O principal objetivo do programa não é comercial, mas sim conscientizar sociedade, empresários e gestores públicos sobre a necessidade de preservar ambientes marinhos e costeiros, promovendo conhecimento e incentivando a realização de ações focadas em qualidade e proteção ambiental.

O último ano, diz ela, foi desafiador para que praias e marinas cumprissem com todos os rígidos critérios estabelecidos.

“Entre as principais dificuldades enfrentadas pelos municípios no Brasil para receber o prêmio estão a falta de tratamento de esgoto, que prejudica a qualidade das águas balneares; atividades e ocupações irregulares e ilegais na praia; má gestão de resíduos sólidos, resultando em lixo na areia e no mar. E ainda a falta de vontade política em se comprometer com a gestão das praias”, explica Leana Bernardi, coordenadora do Bandeira Azul no Brasil.

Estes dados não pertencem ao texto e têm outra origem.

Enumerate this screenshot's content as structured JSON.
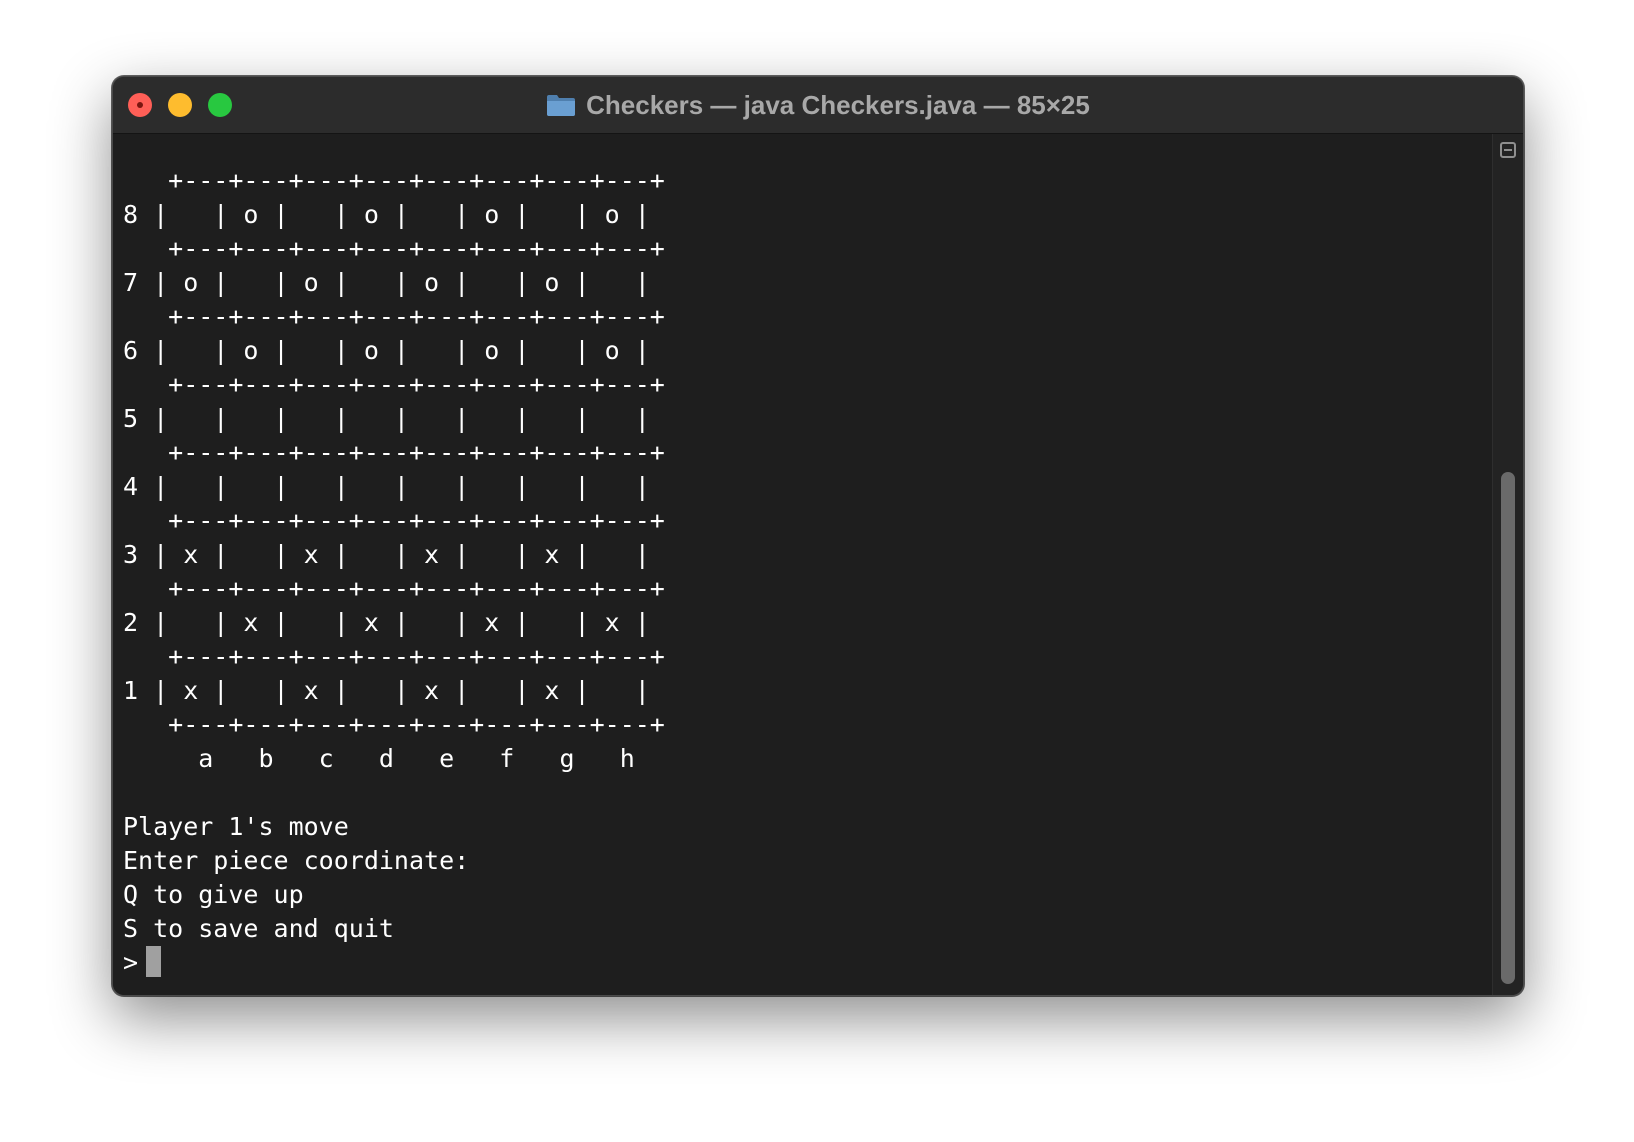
{
  "window": {
    "title": "Checkers — java Checkers.java — 85×25",
    "title_icon": "folder-icon"
  },
  "terminal": {
    "board_lines": [
      "   +---+---+---+---+---+---+---+---+",
      "8 |   | o |   | o |   | o |   | o |",
      "   +---+---+---+---+---+---+---+---+",
      "7 | o |   | o |   | o |   | o |   |",
      "   +---+---+---+---+---+---+---+---+",
      "6 |   | o |   | o |   | o |   | o |",
      "   +---+---+---+---+---+---+---+---+",
      "5 |   |   |   |   |   |   |   |   |",
      "   +---+---+---+---+---+---+---+---+",
      "4 |   |   |   |   |   |   |   |   |",
      "   +---+---+---+---+---+---+---+---+",
      "3 | x |   | x |   | x |   | x |   |",
      "   +---+---+---+---+---+---+---+---+",
      "2 |   | x |   | x |   | x |   | x |",
      "   +---+---+---+---+---+---+---+---+",
      "1 | x |   | x |   | x |   | x |   |",
      "   +---+---+---+---+---+---+---+---+",
      "     a   b   c   d   e   f   g   h"
    ],
    "messages": [
      "Player 1's move",
      "Enter piece coordinate:",
      "Q to give up",
      "S to save and quit"
    ],
    "prompt": ">"
  },
  "colors": {
    "background": "#1e1e1e",
    "text": "#ffffff",
    "titlebar": "#2c2c2c",
    "close": "#ff5f57",
    "minimize": "#febc2e",
    "maximize": "#28c840"
  }
}
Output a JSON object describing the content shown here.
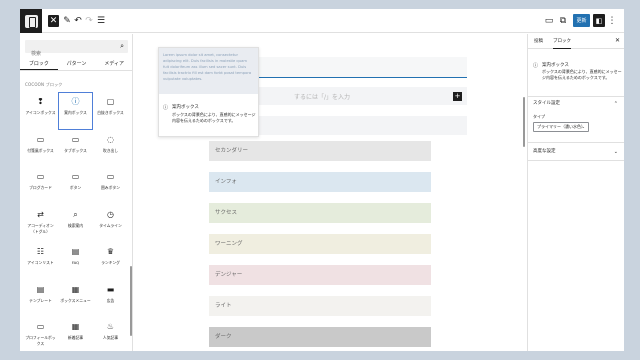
{
  "toolbar": {
    "add_icon": "plus-icon",
    "edit_icon": "pencil-icon",
    "undo_icon": "undo-icon",
    "redo_icon": "redo-icon",
    "outline_icon": "list-view-icon",
    "save_label": "更新",
    "icons": {
      "add": "✕",
      "edit": "✎",
      "undo": "↶",
      "redo": "↷",
      "list": "☰",
      "desktop": "▭",
      "external": "⧉",
      "settings": "◧",
      "more": "⋮"
    }
  },
  "inserter": {
    "search_placeholder": "検索",
    "tabs": [
      "ブロック",
      "パターン",
      "メディア"
    ],
    "category_title": "COCOON ブロック",
    "blocks": [
      {
        "label": "アイコンボックス",
        "icon": "❢",
        "active": false
      },
      {
        "label": "案内ボックス",
        "icon": "ⓘ",
        "active": true
      },
      {
        "label": "白抜きボックス",
        "icon": "▢",
        "active": false
      },
      {
        "label": "付箋風ボックス",
        "icon": "▭",
        "active": false
      },
      {
        "label": "タブボックス",
        "icon": "▭",
        "active": false
      },
      {
        "label": "吹き出し",
        "icon": "◌",
        "active": false
      },
      {
        "label": "ブログカード",
        "icon": "▭",
        "active": false
      },
      {
        "label": "ボタン",
        "icon": "▭",
        "active": false
      },
      {
        "label": "囲みボタン",
        "icon": "▭",
        "active": false
      },
      {
        "label": "アコーディオン（トグル）",
        "icon": "⇄",
        "active": false
      },
      {
        "label": "検索案内",
        "icon": "⌕",
        "active": false
      },
      {
        "label": "タイムライン",
        "icon": "◷",
        "active": false
      },
      {
        "label": "アイコンリスト",
        "icon": "☷",
        "active": false
      },
      {
        "label": "FAQ",
        "icon": "▤",
        "active": false
      },
      {
        "label": "ランキング",
        "icon": "♛",
        "active": false
      },
      {
        "label": "テンプレート",
        "icon": "▤",
        "active": false
      },
      {
        "label": "ボックスメニュー",
        "icon": "▦",
        "active": false
      },
      {
        "label": "広告",
        "icon": "▬",
        "active": false
      },
      {
        "label": "プロフィールボックス",
        "icon": "▭",
        "active": false
      },
      {
        "label": "新着記事",
        "icon": "▦",
        "active": false
      },
      {
        "label": "人気記事",
        "icon": "♨",
        "active": false
      }
    ]
  },
  "preview": {
    "lorem": "Lorem ipsum dolor sit amet, consectetur adipiscing elit. Duis facilisis in molestie quam fuit dolorifeum ass illum sed sacer sunt. Duis facilisis tractrix fill est dam forbt posat tempora vulputate voluptates.",
    "title": "案内ボックス",
    "description": "ボックスの背景色により、直感的にメッセージ内容を伝えるためのボックスです。"
  },
  "canvas": {
    "append_hint": "するには「/」を入力",
    "color_boxes": [
      {
        "label": "セカンダリー",
        "bg": "#e6e6e6"
      },
      {
        "label": "インフォ",
        "bg": "#dbe7f0"
      },
      {
        "label": "サクセス",
        "bg": "#e5ecdc"
      },
      {
        "label": "ワーニング",
        "bg": "#f0eee0"
      },
      {
        "label": "デンジャー",
        "bg": "#f0e1e3"
      },
      {
        "label": "ライト",
        "bg": "#f3f2ef"
      },
      {
        "label": "ダーク",
        "bg": "#c9c9c9"
      }
    ]
  },
  "settings": {
    "tabs": [
      "投稿",
      "ブロック"
    ],
    "close_icon": "✕",
    "block_title": "案内ボックス",
    "block_desc": "ボックスの背景色により、直感的にメッセージ内容を伝えるためのボックスです。",
    "style_panel": "スタイル設定",
    "type_label": "タイプ",
    "type_value": "プライマリー（濃い水色）",
    "advanced_panel": "高度な設定"
  },
  "colors": {
    "accent": "#2271b1",
    "dark": "#1e1e1e"
  }
}
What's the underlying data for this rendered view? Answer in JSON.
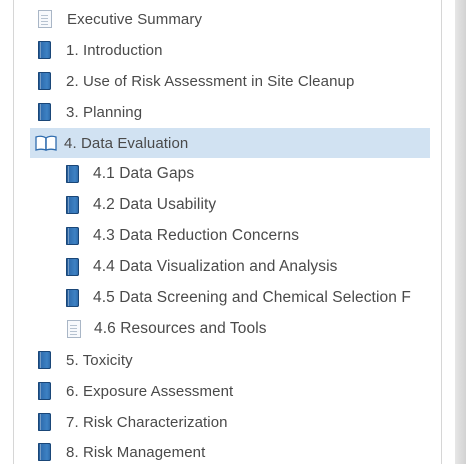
{
  "toc": {
    "items": [
      {
        "label": "Executive Summary",
        "icon": "document-icon",
        "level": 0,
        "selected": false
      },
      {
        "label": "1. Introduction",
        "icon": "book-icon",
        "level": 0,
        "selected": false
      },
      {
        "label": "2. Use of Risk Assessment in Site Cleanup",
        "icon": "book-icon",
        "level": 0,
        "selected": false
      },
      {
        "label": "3. Planning",
        "icon": "book-icon",
        "level": 0,
        "selected": false
      },
      {
        "label": "4. Data Evaluation",
        "icon": "open-book-icon",
        "level": 0,
        "selected": true
      },
      {
        "label": "4.1 Data Gaps",
        "icon": "book-icon",
        "level": 1,
        "selected": false
      },
      {
        "label": "4.2 Data Usability",
        "icon": "book-icon",
        "level": 1,
        "selected": false
      },
      {
        "label": "4.3 Data Reduction Concerns",
        "icon": "book-icon",
        "level": 1,
        "selected": false
      },
      {
        "label": "4.4 Data Visualization and Analysis",
        "icon": "book-icon",
        "level": 1,
        "selected": false
      },
      {
        "label": "4.5 Data Screening and Chemical Selection F",
        "icon": "book-icon",
        "level": 1,
        "selected": false
      },
      {
        "label": "4.6 Resources and Tools",
        "icon": "document-icon",
        "level": 1,
        "selected": false
      },
      {
        "label": "5. Toxicity",
        "icon": "book-icon",
        "level": 0,
        "selected": false
      },
      {
        "label": "6. Exposure Assessment",
        "icon": "book-icon",
        "level": 0,
        "selected": false
      },
      {
        "label": "7. Risk Characterization",
        "icon": "book-icon",
        "level": 0,
        "selected": false
      },
      {
        "label": "8. Risk Management",
        "icon": "book-icon",
        "level": 0,
        "selected": false
      }
    ]
  },
  "colors": {
    "selected_row": "#d1e2f2",
    "text": "#4a4a4a",
    "book_blue": "#2f6cae"
  }
}
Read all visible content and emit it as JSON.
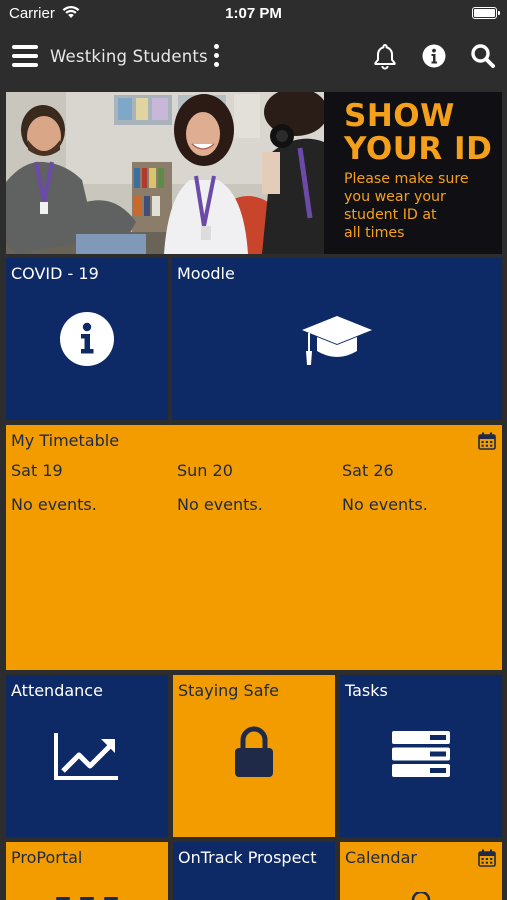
{
  "status_bar": {
    "carrier": "Carrier",
    "time": "1:07 PM"
  },
  "nav": {
    "title": "Westking Students"
  },
  "banner": {
    "heading": "SHOW\nYOUR ID",
    "subtext": "Please make sure\nyou wear your\nstudent ID at\nall times"
  },
  "tiles": {
    "covid": {
      "label": "COVID - 19",
      "icon": "info-circle-icon"
    },
    "moodle": {
      "label": "Moodle",
      "icon": "graduation-cap-icon"
    },
    "timetable": {
      "label": "My Timetable",
      "icon": "calendar-icon",
      "days": [
        {
          "date": "Sat 19",
          "events": "No events."
        },
        {
          "date": "Sun 20",
          "events": "No events."
        },
        {
          "date": "Sat 26",
          "events": "No events."
        }
      ]
    },
    "attendance": {
      "label": "Attendance",
      "icon": "trending-chart-icon"
    },
    "staying_safe": {
      "label": "Staying Safe",
      "icon": "padlock-icon"
    },
    "tasks": {
      "label": "Tasks",
      "icon": "task-list-icon"
    },
    "proportal": {
      "label": "ProPortal"
    },
    "ontrack": {
      "label": "OnTrack Prospect"
    },
    "calendar": {
      "label": "Calendar",
      "icon": "calendar-icon"
    }
  },
  "colors": {
    "navy": "#0e2a66",
    "orange": "#f29c00",
    "bar": "#2d2d2d",
    "banner_text": "#f5a01a"
  }
}
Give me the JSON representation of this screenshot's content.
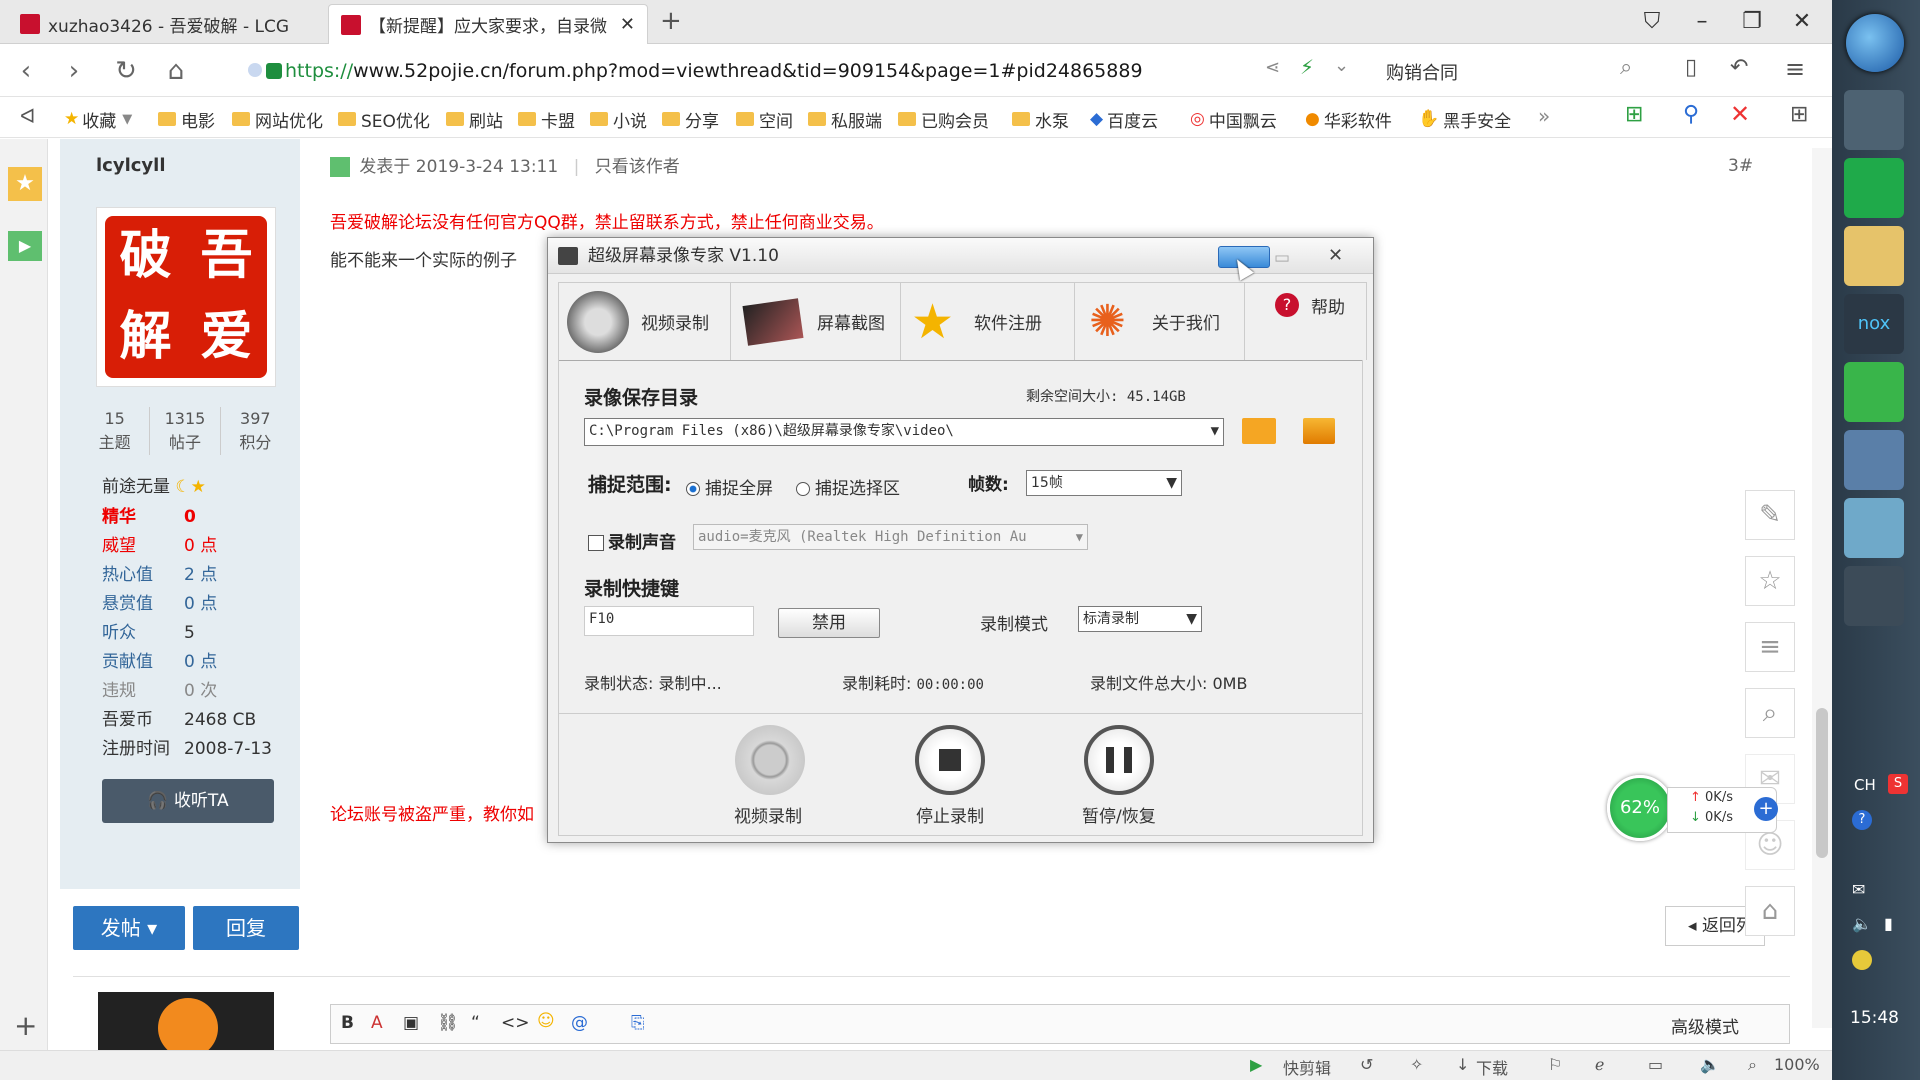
{
  "browser": {
    "tabs": [
      {
        "title": "xuzhao3426 - 吾爱破解 - LCG"
      },
      {
        "title": "【新提醒】应大家要求，自录微"
      }
    ],
    "url_prefix": "https://",
    "url_rest": "www.52pojie.cn/forum.php?mod=viewthread&tid=909154&page=1#pid24865889",
    "address_right_label": "购销合同",
    "bookmarks": [
      "收藏",
      "电影",
      "网站优化",
      "SEO优化",
      "刷站",
      "卡盟",
      "小说",
      "分享",
      "空间",
      "私服端",
      "已购会员",
      "水泵",
      "百度云",
      "中国飘云",
      "华彩软件",
      "黑手安全"
    ]
  },
  "post": {
    "author": "lcylcyll",
    "avatar_chars": [
      "破",
      "吾",
      "解",
      "爱"
    ],
    "stats": [
      {
        "value": "15",
        "label": "主题"
      },
      {
        "value": "1315",
        "label": "帖子"
      },
      {
        "value": "397",
        "label": "积分"
      }
    ],
    "rank": "前途无量",
    "info": [
      {
        "key": "精华",
        "value": "0",
        "style": "red"
      },
      {
        "key": "威望",
        "value": "0 点",
        "style": "blue"
      },
      {
        "key": "热心值",
        "value": "2 点",
        "style": "blue"
      },
      {
        "key": "悬赏值",
        "value": "0 点",
        "style": "blue"
      },
      {
        "key": "听众",
        "value": "5",
        "style": "blue"
      },
      {
        "key": "贡献值",
        "value": "0 点",
        "style": "blue"
      },
      {
        "key": "违规",
        "value": "0 次",
        "style": "plain"
      },
      {
        "key": "吾爱币",
        "value": "2468 CB",
        "style": "plain"
      },
      {
        "key": "注册时间",
        "value": "2008-7-13",
        "style": "plain"
      }
    ],
    "listen_btn": "收听TA",
    "meta": "发表于 2019-3-24 13:11",
    "only_author": "只看该作者",
    "floor": "3#",
    "notice": "吾爱破解论坛没有任何官方QQ群，禁止留联系方式，禁止任何商业交易。",
    "body": "能不能来一个实际的例子",
    "notice2": "论坛账号被盗严重，教你如",
    "post_btn": "发帖",
    "reply_btn": "回复",
    "back_btn": "返回列",
    "advanced_mode": "高级模式"
  },
  "dialog": {
    "title": "超级屏幕录像专家 V1.10",
    "tabs": [
      "视频录制",
      "屏幕截图",
      "软件注册",
      "关于我们",
      "帮助"
    ],
    "save_dir_label": "录像保存目录",
    "free_space": "剩余空间大小: 45.14GB",
    "save_dir_value": "C:\\Program Files (x86)\\超级屏幕录像专家\\video\\",
    "capture_range_label": "捕捉范围:",
    "radio_fullscreen": "捕捉全屏",
    "radio_region": "捕捉选择区",
    "fps_label": "帧数:",
    "fps_value": "15帧",
    "record_audio_label": "录制声音",
    "audio_device": "audio=麦克风 (Realtek High Definition Au",
    "hotkey_label": "录制快捷键",
    "hotkey_value": "F10",
    "disable_btn": "禁用",
    "mode_label": "录制模式",
    "mode_value": "标清录制",
    "status_label": "录制状态: 录制中...",
    "elapsed_label": "录制耗时:",
    "elapsed_value": "00:00:00",
    "filesize_label": "录制文件总大小: 0MB",
    "btn_record": "视频录制",
    "btn_stop": "停止录制",
    "btn_pause": "暂停/恢复"
  },
  "netmon": {
    "percent": "62%",
    "up": "0K/s",
    "down": "0K/s"
  },
  "statusbar": {
    "quick_edit": "快剪辑",
    "download": "下载",
    "zoom": "100%"
  },
  "taskbar": {
    "ime": "CH",
    "time": "15:48"
  },
  "colors": {
    "accent": "#2d76c0",
    "red": "#e00000",
    "brand": "#c8102e"
  }
}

O último ano, diz ela, foi desafiador para que praias e marinas cumprissem com todos os rígidos critérios estabelecidos. “Por conta da pandemia, houve dificuldade para alguns em realizar testes de balneabilidade da água. No entanto, com a ajuda de nossos parceiros, todos os itens foram cumpridos, ganhando reconhecimento do júri nacional e internacional”, afirma.

Em comum, os países que ocupam as primeiras posições no Programa Bandeira Azul têm o turismo como uma das principais forças econômicas. Suas pontuações altas em tantas praias e marinas diferentes revelam a prioridade na gestão ambiental de seus destinos turísticos.

A Espanha é o 27º país em extensão litorânea do mundo, com 4.964 km e mais de 3.500 praias entre porção continental e insular. A participação do turismo no PIB foi de 12,3%, na pré-pandemia, segundo dados do banco espanhol Caixa. Já no Brasil, com seus 7.491 km de costa, o turismo respondeu por 8,1% do PIB, no mesmo período, segundo levantamento WTTC e Oxford Economics. O país sequer tem um dado consolidado do total de praias. Os registros variam entre 2 mil e 9 mil praias marítimas, fluviais e lacustres.

As praias certificadas são sinalizadas com a bandeira do Programa

“Nós só atuamos nos municípios que nos procuram”, explica Leana Bernardi. “Já abordamos municípios no passado, mas aprendemos que só dá certo quando o município quer muito. Como o programa por aqui ainda é pouco conhecido, acreditamos que o potencial de crescimento é imenso.”

O programa só chegou no Brasil em 2005, representado pelo IAR (Instituto Ambiente em Rede) – sediado em Florianópolis, justamente o estado brasileiro mais certificado pelo programa.

A organização, diz Leana, ainda não tem como mensurar o quanto o selo interfere na escolha dos viajantes. Mas já identificaram que, em municípios europeus o programa já vem sendo utilizado como diferencial para atrair investidores e influenciar os viajantes em escolhas mais sustentáveis. “A intenção do programa é também auxiliar na tomada de decisão.”